Their abominable Taprobani


I am reading Arthur C. Clarke's Fountains of Paradise. The story takes place in Sri Lanka (Taprobane in ancient Greek). There is paraghraph like this:
"Ah yes, those two pale ambassadors from across the western ocean! He would be sorry to see them go, for they had brought news, in their abominable Taprobani, of many wonders-though none, they were willing to admit, that equalled this fortress-palace in the sky."

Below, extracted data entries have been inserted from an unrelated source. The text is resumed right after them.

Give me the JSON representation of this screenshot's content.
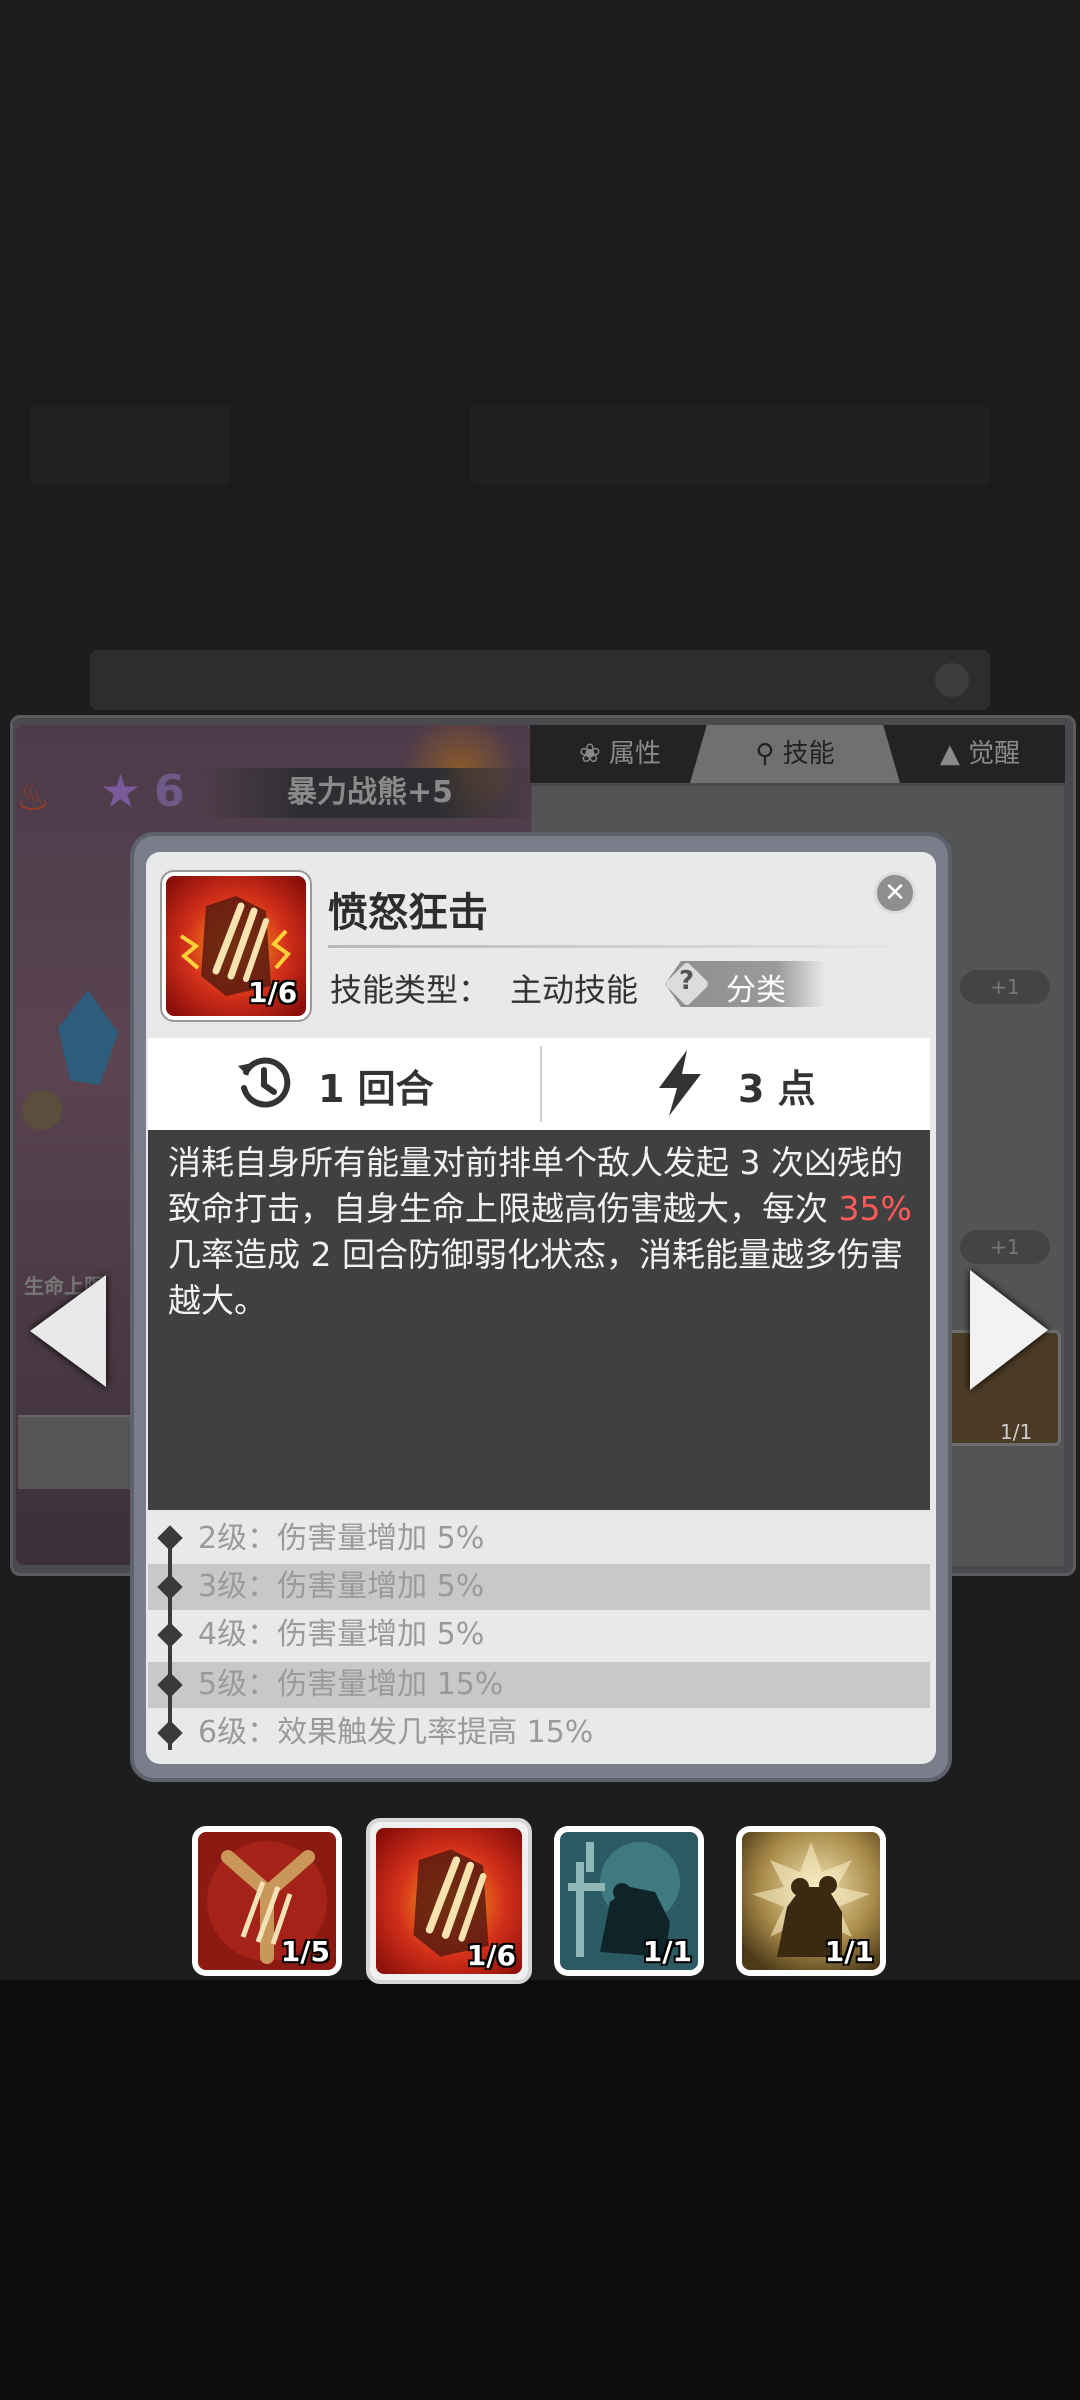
{
  "hero": {
    "stars": "6",
    "name": "暴力战熊+5",
    "life_label": "生命上限"
  },
  "tabs": [
    {
      "label": "属性",
      "icon": "attributes-icon"
    },
    {
      "label": "技能",
      "icon": "skill-icon"
    },
    {
      "label": "觉醒",
      "icon": "awaken-icon"
    }
  ],
  "side_pills": [
    "+1",
    "+1"
  ],
  "side_thumb_level": "1/1",
  "skill": {
    "title": "愤怒狂击",
    "level": "1/6",
    "type_label": "技能类型：",
    "type_value": "主动技能",
    "category_label": "分类",
    "cooldown": "1 回合",
    "energy_cost": "3 点",
    "description_part1": "消耗自身所有能量对前排单个敌人发起 3 次凶残的致命打击，自身生命上限越高伤害越大，每次 ",
    "description_highlight": "35%",
    "description_part2": " 几率造成 2 回合防御弱化状态，消耗能量越多伤害越大。",
    "highlight_color": "#ff5a5a",
    "upgrades": [
      "2级：伤害量增加 5%",
      "3级：伤害量增加 5%",
      "4级：伤害量增加 5%",
      "5级：伤害量增加 15%",
      "6级：效果触发几率提高 15%"
    ]
  },
  "skill_bar": [
    {
      "level": "1/5",
      "icon": "claw-slash-icon",
      "selected": false
    },
    {
      "level": "1/6",
      "icon": "rage-claw-icon",
      "selected": true
    },
    {
      "level": "1/1",
      "icon": "bear-shield-icon",
      "selected": false
    },
    {
      "level": "1/1",
      "icon": "bear-roar-icon",
      "selected": false
    }
  ]
}
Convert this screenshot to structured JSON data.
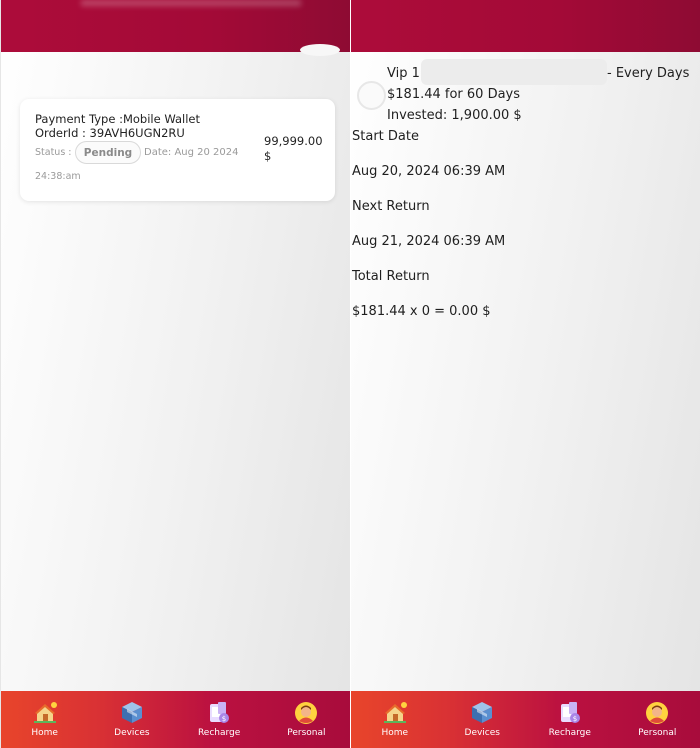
{
  "left": {
    "card": {
      "payment_type": "Payment Type :Mobile Wallet",
      "order_id": "OrderId : 39AVH6UGN2RU",
      "status_label": "Status :",
      "status_value": "Pending",
      "date": "Date: Aug 20 2024",
      "time": "24:38:am",
      "amount_value": "99,999.00",
      "amount_currency": "$"
    }
  },
  "right": {
    "plan_name": "Vip 1",
    "frequency": "- Every Days",
    "per_return": "$181.44 for 60 Days",
    "invested": "Invested: 1,900.00 $",
    "start_label": "Start Date",
    "start_value": "Aug 20, 2024 06:39 AM",
    "next_label": "Next Return",
    "next_value": "Aug 21, 2024 06:39 AM",
    "total_label": "Total Return",
    "total_value": "$181.44 x 0 = 0.00 $"
  },
  "nav": [
    {
      "label": "Home",
      "icon": "home-icon"
    },
    {
      "label": "Devices",
      "icon": "devices-icon"
    },
    {
      "label": "Recharge",
      "icon": "recharge-icon"
    },
    {
      "label": "Personal",
      "icon": "personal-icon"
    }
  ],
  "colors": {
    "header": "#a30a37",
    "nav_start": "#e8452b",
    "nav_end": "#a80c3c"
  }
}
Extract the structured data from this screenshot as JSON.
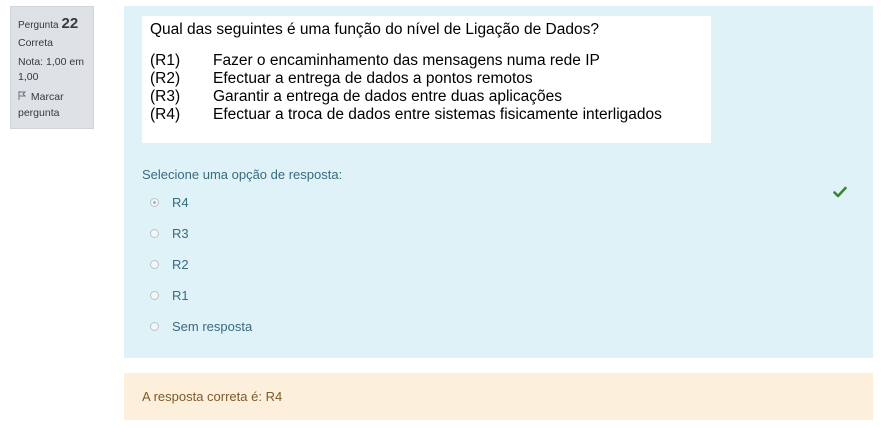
{
  "info": {
    "question_label": "Pergunta",
    "question_number": "22",
    "state": "Correta",
    "grade": "Nota: 1,00 em 1,00",
    "flag_label": "Marcar pergunta"
  },
  "question": {
    "text": "Qual das seguintes é uma função do nível de Ligação de Dados?",
    "items": [
      {
        "code": "(R1)",
        "text": "Fazer o encaminhamento das mensagens numa rede IP"
      },
      {
        "code": "(R2)",
        "text": "Efectuar a entrega de dados a pontos remotos"
      },
      {
        "code": "(R3)",
        "text": "Garantir a entrega de dados entre duas aplicações"
      },
      {
        "code": "(R4)",
        "text": "Efectuar a troca de dados entre sistemas fisicamente interligados"
      }
    ]
  },
  "answer": {
    "prompt": "Selecione uma opção de resposta:",
    "options": [
      {
        "label": "R4",
        "selected": true
      },
      {
        "label": "R3",
        "selected": false
      },
      {
        "label": "R2",
        "selected": false
      },
      {
        "label": "R1",
        "selected": false
      },
      {
        "label": "Sem resposta",
        "selected": false
      }
    ],
    "correct_icon": "check-icon"
  },
  "feedback": {
    "text": "A resposta correta é: R4"
  },
  "colors": {
    "content_bg": "#def2f8",
    "feedback_bg": "#fcefdc",
    "check": "#398439"
  }
}
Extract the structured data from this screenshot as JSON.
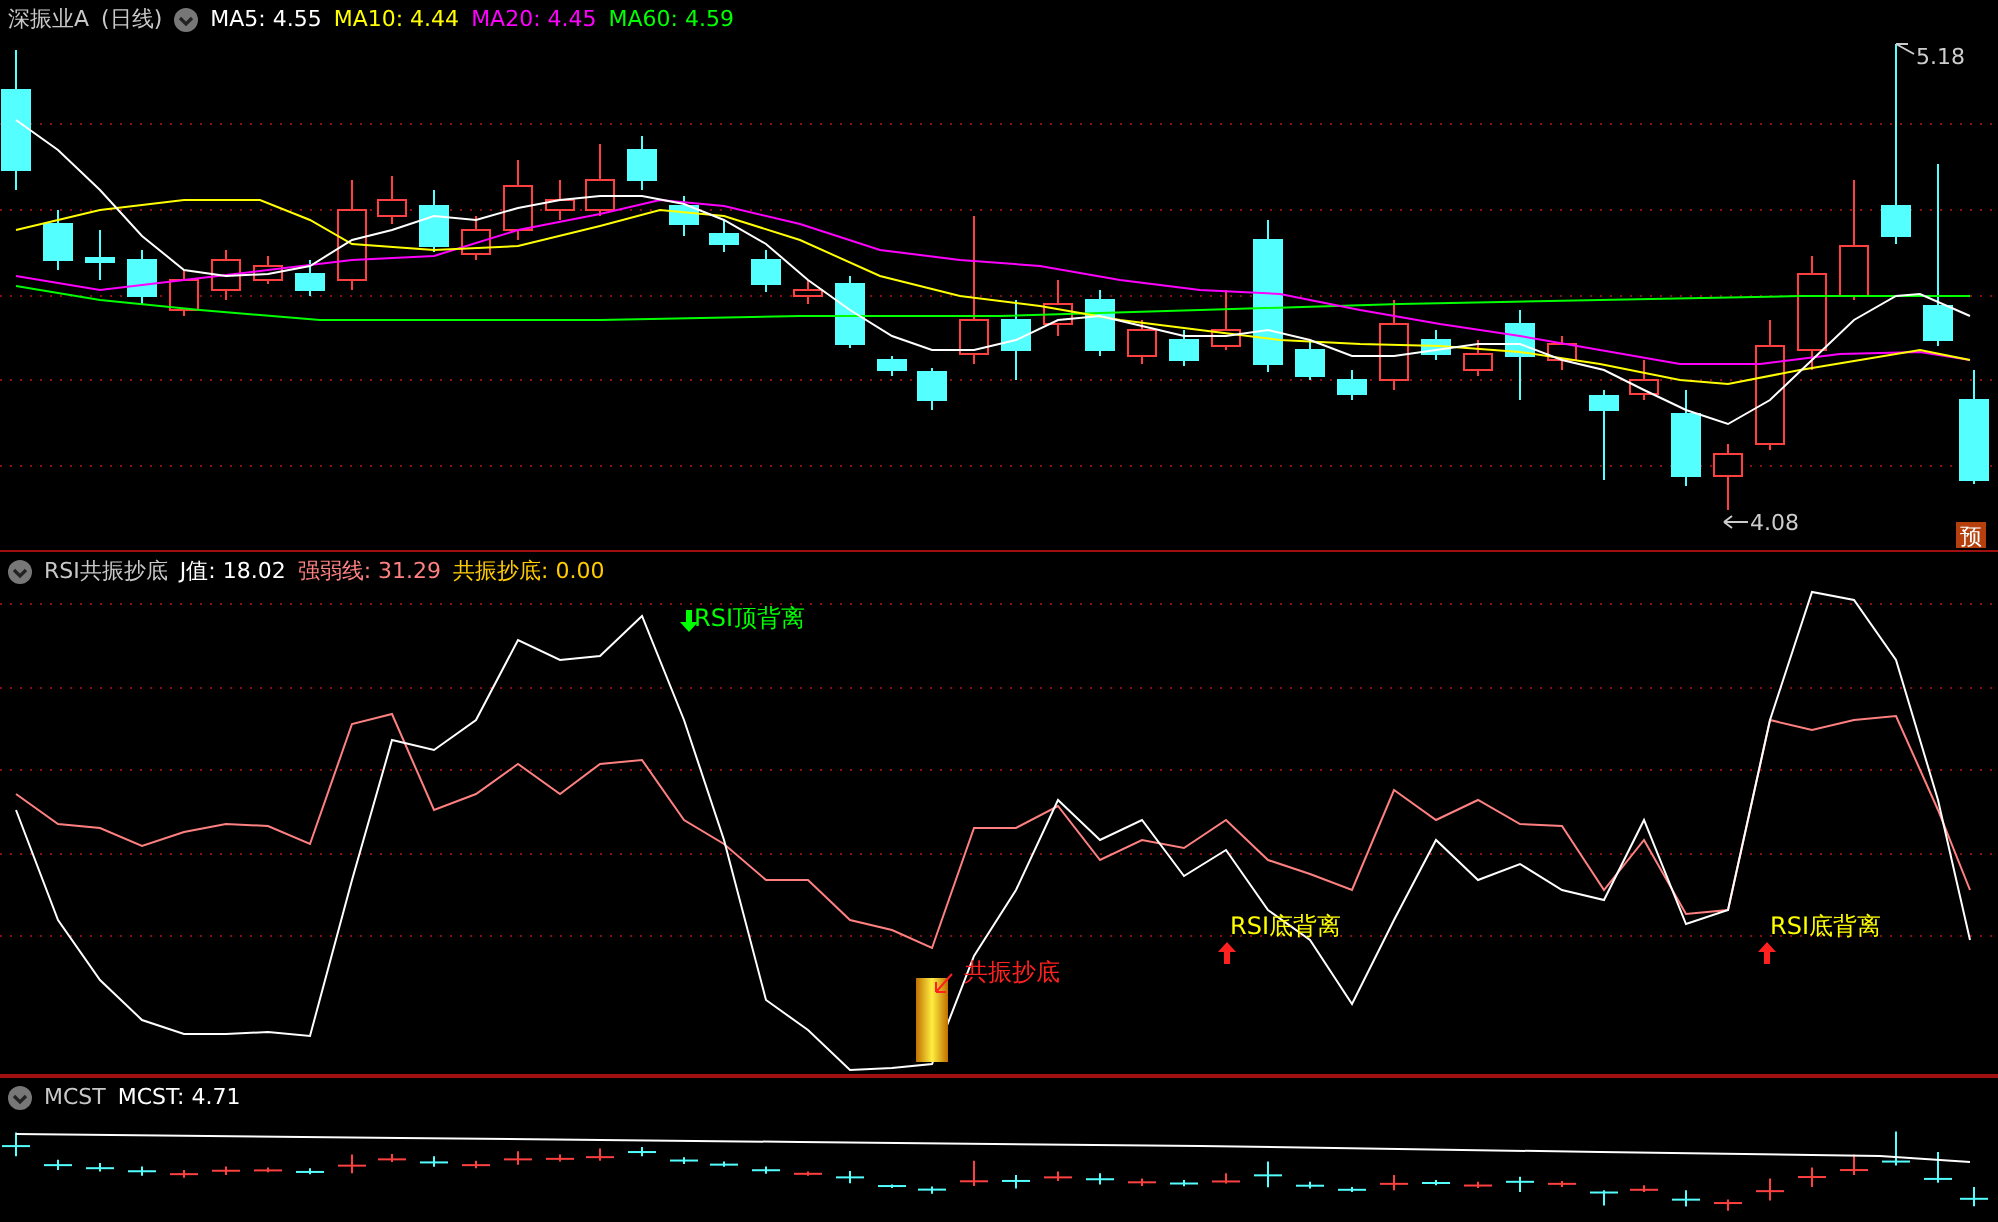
{
  "main_chart": {
    "title": "深振业A",
    "period": "(日线)",
    "indicators": [
      {
        "text": "MA5: 4.55",
        "color": "#ffffff"
      },
      {
        "text": "MA10: 4.44",
        "color": "#ffff00"
      },
      {
        "text": "MA20: 4.45",
        "color": "#ff00ff"
      },
      {
        "text": "MA60: 4.59",
        "color": "#00ff00"
      }
    ],
    "high_label": "5.18",
    "low_label": "4.08",
    "badge": "预"
  },
  "rsi_panel": {
    "title": "RSI共振抄底",
    "readings": [
      {
        "text": "J值: 18.02",
        "color": "#ffffff"
      },
      {
        "text": "强弱线: 31.29",
        "color": "#ff8080"
      },
      {
        "text": "共振抄底: 0.00",
        "color": "#ffcc00"
      }
    ],
    "signals": [
      {
        "kind": "top",
        "text": "RSI顶背离"
      },
      {
        "kind": "buy",
        "text": "共振抄底"
      },
      {
        "kind": "bottom",
        "text": "RSI底背离"
      },
      {
        "kind": "bottom",
        "text": "RSI底背离"
      }
    ]
  },
  "mcst_panel": {
    "title": "MCST",
    "readings": [
      {
        "text": "MCST: 4.71",
        "color": "#ffffff"
      }
    ]
  }
}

Does Taprobani mean Taprobane language? Are there any other examples like this?
When I think the name of other countries' languages (Japan, Japanese; Turkey, Turkish) I couldn't find any similar one.

Thank you!
  • mrvcy


    So the country is Persia and the language is Farsi (I checked the etymology, the earlier version was Parsi which is rational - then became Farsi because of the Arabian language). Then this method of using derivational affix like this came to English from other language?


    Senior Member
    English - South-East England
    It's a common ending for the regional languages of India and its neighbours: Bengali, Kashmiri, Gujarati, Bihari, and so on. Also, unrelated (as far as I know) it forms the adjective in Arabic, so in English we say Qatari, Omani, Kuwaiti, and so on. So it is a familiar suffix, and though it might be an anachronism in Taprobani, it would be easily understood.

    Uncreative Name

    English - United States
    Most of the -stan countries (afghanistan, pakistan, etc.) use -stani to describe nationality (and the name of a language is often synonymous with the nationality, such as "Japanese," "Spanish," etc.) I don't know if there are any specific languages from these countries, but if there are, they would almost certainly use this convention for the language's name.